Dit que les Consorts [K] et [T], devront consigner à la régie du tribunal judiciaire de Nice avant le 09 mars 2026 la somme de 4000 euros soit 800 euros chacun, destinée à garantir le paiement des frais et honoraires de l’expert, sous peine de caducité de la désignation de l’expert,
Dit qu’à défaut de consignation dans le délai et selon les modalités imparties, la désignation de l’expert sera caduque à moins que le juge, à la demande de l’une des parties se prévalant d’un motif légitime ne décide une prorogation du délai ou un relevé de caducité,
Dit qu’en cas de défaillance de la partie en charge de la consignation, l’autre partie pourra consigner en ses lieu et place,
Dit que, lors de la première ou au plus tard de la deuxième réunion des parties, l’expert dressera un programme de ses investigations et évaluera d’une manière aussi précise que possible le montant prévisible de ses honoraires et de ses débours,
Dit qu’à l’issue de cette réunion, l’expert fera connaître au juge chargé de contrôle des expertises la somme globale qui lui paraît nécessaire pour garantir en totalité le recouvrement de ses honoraires et de ses débours, et sollicitera, le cas échéant, le versement d’une consignation supplémentaire,
Dit que l’expert devra communiquer aux parties un prérapport les informant du résultat de ses investigations et répondre à tout dire écrit des parties, rappel étant ici fait qu’en application de l’article 276 du code de procédure civile : “Lorsqu’elles sont écrites les dernières observations ou réclamations des parties doivent rappeler sommairement le contenu de celles qu’elles ont présentées antérieurement. A défaut, elles sont réputées abandonnées par les parties.”

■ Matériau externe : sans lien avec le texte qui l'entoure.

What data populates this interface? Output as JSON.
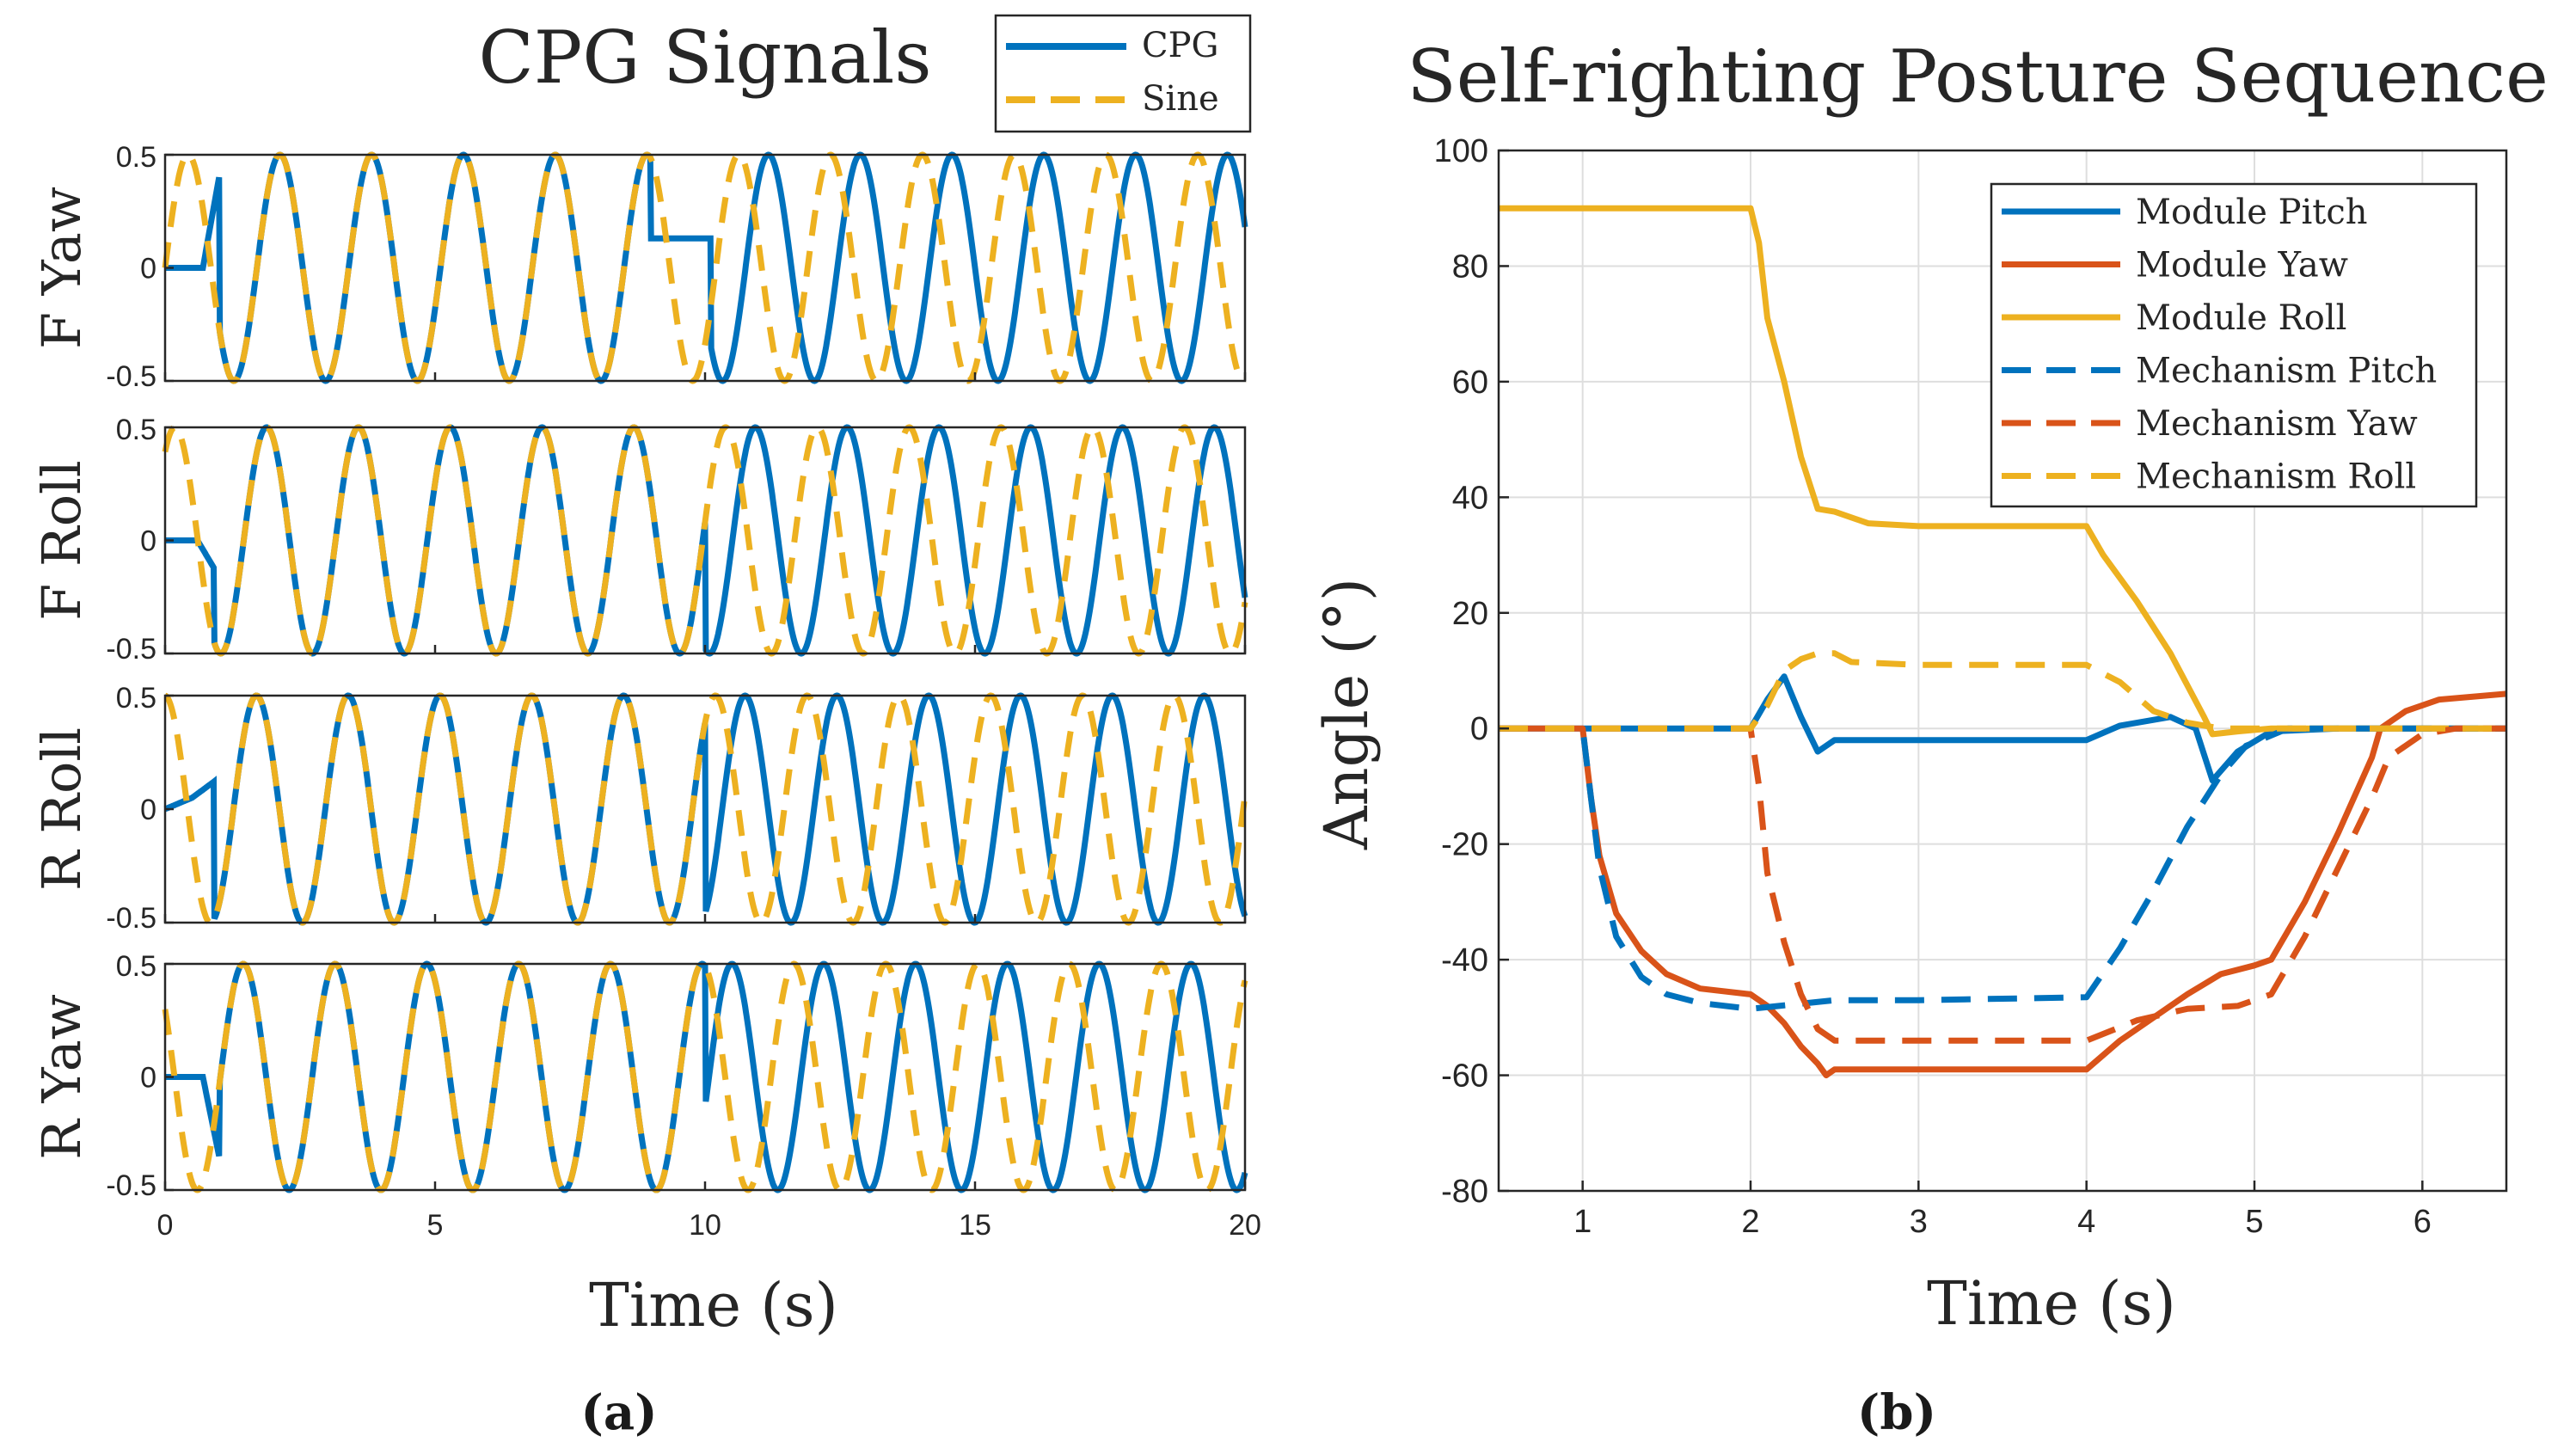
{
  "colors": {
    "blue": "#0072BD",
    "orange": "#D95319",
    "yellow": "#EDB120",
    "grid": "#dedede",
    "axis": "#262626"
  },
  "chart_data": [
    {
      "type": "line",
      "title": "CPG Signals",
      "xlabel": "Time (s)",
      "xlim": [
        0,
        20
      ],
      "xticks": [
        0,
        5,
        10,
        15,
        20
      ],
      "xtick_labels": [
        "0",
        "5",
        "10",
        "15",
        "20"
      ],
      "ylim": [
        -0.5,
        0.5
      ],
      "ytick_labels": [
        "0.5",
        "0",
        "-0.5"
      ],
      "legend": {
        "position": "top-right",
        "entries": [
          "CPG",
          "Sine"
        ]
      },
      "panel_label": "(a)",
      "subplots": [
        {
          "ylabel": "F Yaw",
          "series": [
            {
              "name": "CPG",
              "style": "solid",
              "shape": "cpg",
              "amplitude": 0.5,
              "period": 1.7,
              "phase": 0.0,
              "transition": [
                [
                  0,
                  0
                ],
                [
                  0.7,
                  0
                ],
                [
                  1.0,
                  0.4
                ]
              ],
              "gap": [
                9.0,
                10.1,
                0.13
              ]
            },
            {
              "name": "Sine",
              "style": "dashed",
              "shape": "sine",
              "amplitude": 0.5,
              "period": 1.7,
              "phase": 0.0
            }
          ]
        },
        {
          "ylabel": "F Roll",
          "series": [
            {
              "name": "CPG",
              "style": "solid",
              "shape": "cpg",
              "amplitude": 0.5,
              "period": 1.7,
              "phase": 0.9,
              "transition": [
                [
                  0,
                  0
                ],
                [
                  0.6,
                  0
                ],
                [
                  0.9,
                  -0.12
                ]
              ],
              "gap": [
                8.8,
                10.0,
                null
              ]
            },
            {
              "name": "Sine",
              "style": "dashed",
              "shape": "sine",
              "amplitude": 0.5,
              "period": 1.7,
              "phase": 0.9
            }
          ]
        },
        {
          "ylabel": "R Roll",
          "series": [
            {
              "name": "CPG",
              "style": "solid",
              "shape": "cpg",
              "amplitude": 0.5,
              "period": 1.7,
              "phase": 1.6,
              "transition": [
                [
                  0,
                  0
                ],
                [
                  0.5,
                  0.05
                ],
                [
                  0.9,
                  0.12
                ]
              ],
              "gap": [
                8.7,
                10.0,
                null
              ]
            },
            {
              "name": "Sine",
              "style": "dashed",
              "shape": "sine",
              "amplitude": 0.5,
              "period": 1.7,
              "phase": 1.6
            }
          ]
        },
        {
          "ylabel": "R Yaw",
          "series": [
            {
              "name": "CPG",
              "style": "solid",
              "shape": "cpg",
              "amplitude": 0.5,
              "period": 1.7,
              "phase": 2.5,
              "transition": [
                [
                  0,
                  0
                ],
                [
                  0.7,
                  0
                ],
                [
                  1.0,
                  -0.35
                ]
              ],
              "gap": [
                8.8,
                10.0,
                null
              ]
            },
            {
              "name": "Sine",
              "style": "dashed",
              "shape": "sine",
              "amplitude": 0.5,
              "period": 1.7,
              "phase": 2.5
            }
          ]
        }
      ]
    },
    {
      "type": "line",
      "title": "Self-righting Posture Sequence",
      "xlabel": "Time (s)",
      "ylabel": "Angle (°)",
      "xlim": [
        0.5,
        6.5
      ],
      "ylim": [
        -80,
        100
      ],
      "xticks": [
        1,
        2,
        3,
        4,
        5,
        6
      ],
      "yticks": [
        -80,
        -60,
        -40,
        -20,
        0,
        20,
        40,
        60,
        80,
        100
      ],
      "grid": true,
      "legend": {
        "position": "top-right"
      },
      "panel_label": "(b)",
      "series": [
        {
          "name": "Module Pitch",
          "color": "blue",
          "style": "solid",
          "x": [
            0.5,
            2.0,
            2.1,
            2.2,
            2.3,
            2.4,
            2.5,
            3.0,
            4.0,
            4.2,
            4.5,
            4.65,
            4.75,
            4.9,
            5.1,
            5.5,
            6.5
          ],
          "y": [
            0,
            0,
            5,
            9,
            2,
            -4,
            -2,
            -2,
            -2,
            0.5,
            2,
            0,
            -9,
            -4,
            -0.5,
            0,
            0
          ]
        },
        {
          "name": "Module Yaw",
          "color": "orange",
          "style": "solid",
          "x": [
            0.5,
            1.0,
            1.05,
            1.1,
            1.2,
            1.35,
            1.5,
            1.7,
            2.0,
            2.1,
            2.2,
            2.3,
            2.4,
            2.45,
            2.5,
            2.6,
            3.0,
            4.0,
            4.2,
            4.6,
            4.8,
            5.0,
            5.1,
            5.3,
            5.5,
            5.7,
            5.75,
            5.9,
            6.1,
            6.5
          ],
          "y": [
            0,
            0,
            -12,
            -22,
            -32,
            -38.5,
            -42.5,
            -45,
            -46,
            -48,
            -51,
            -55,
            -58,
            -60,
            -59,
            -59,
            -59,
            -59,
            -54,
            -46,
            -42.5,
            -41,
            -40,
            -30,
            -18,
            -5,
            0,
            3,
            5,
            6
          ]
        },
        {
          "name": "Module Roll",
          "color": "yellow",
          "style": "solid",
          "x": [
            0.5,
            1.0,
            2.0,
            2.05,
            2.1,
            2.2,
            2.3,
            2.4,
            2.5,
            2.7,
            3.0,
            4.0,
            4.1,
            4.3,
            4.5,
            4.7,
            4.75,
            4.9,
            5.1,
            6.5
          ],
          "y": [
            90,
            90,
            90,
            84,
            71,
            60,
            47,
            38,
            37.5,
            35.5,
            35,
            35,
            30,
            22,
            13,
            2,
            -1,
            -0.5,
            0,
            0
          ]
        },
        {
          "name": "Mechanism Pitch",
          "color": "blue",
          "style": "dashed",
          "x": [
            0.5,
            1.0,
            1.05,
            1.1,
            1.2,
            1.35,
            1.5,
            1.7,
            2.0,
            2.5,
            3.0,
            4.0,
            4.2,
            4.4,
            4.6,
            4.8,
            4.95,
            5.2,
            6.5
          ],
          "y": [
            0,
            0,
            -12,
            -24,
            -36,
            -43,
            -46,
            -47.5,
            -48.5,
            -47,
            -47,
            -46.5,
            -38,
            -28,
            -17,
            -8,
            -3,
            0,
            0
          ]
        },
        {
          "name": "Mechanism Yaw",
          "color": "orange",
          "style": "dashed",
          "x": [
            0.5,
            2.0,
            2.05,
            2.1,
            2.2,
            2.3,
            2.4,
            2.5,
            3.0,
            4.0,
            4.3,
            4.6,
            4.9,
            5.1,
            5.3,
            5.5,
            5.7,
            5.8,
            6.0,
            6.2,
            6.5
          ],
          "y": [
            0,
            0,
            -10,
            -25,
            -37,
            -46,
            -52,
            -54,
            -54,
            -54,
            -50.5,
            -48.5,
            -48,
            -46,
            -36,
            -24,
            -12,
            -5,
            -1,
            0,
            0
          ]
        },
        {
          "name": "Mechanism Roll",
          "color": "yellow",
          "style": "dashed",
          "x": [
            0.5,
            2.0,
            2.1,
            2.2,
            2.3,
            2.4,
            2.5,
            2.6,
            3.0,
            4.0,
            4.2,
            4.4,
            4.6,
            4.8,
            5.0,
            6.5
          ],
          "y": [
            0,
            0,
            4,
            10,
            12,
            13,
            13,
            11.5,
            11,
            11,
            8,
            3,
            1,
            0,
            0,
            0
          ]
        }
      ]
    }
  ]
}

Accorde à l’expert pour le dépôt de son rapport au greffe avant le 07 septembre 2026 sauf à nous rendre compte que sa mission est devenue sans objet, notamment si les parties venaient à se concilier entre elles,
Dit qu’en ces de refus ou d’empêchement du technicien commis, il sera procédé à son remplacement par le juge chargé du contrôle des expertises,
Rappelle que la présente décision est exécutoire de plein droit à titre provisoire ,
Dit qu’après le dépôt du rapport d’expertise, le dossier sera rappelée à l’audience du 07 octobre 2026 à 09 h 30 et que la présente mention vaudra avis par le greffe aux avocats tel que prévu par l’article R145.31 du code de commerce,
Réserve toutes les autres demandes,
En foi de quoi la juge des loyers commerciaux a signé avec la greffière.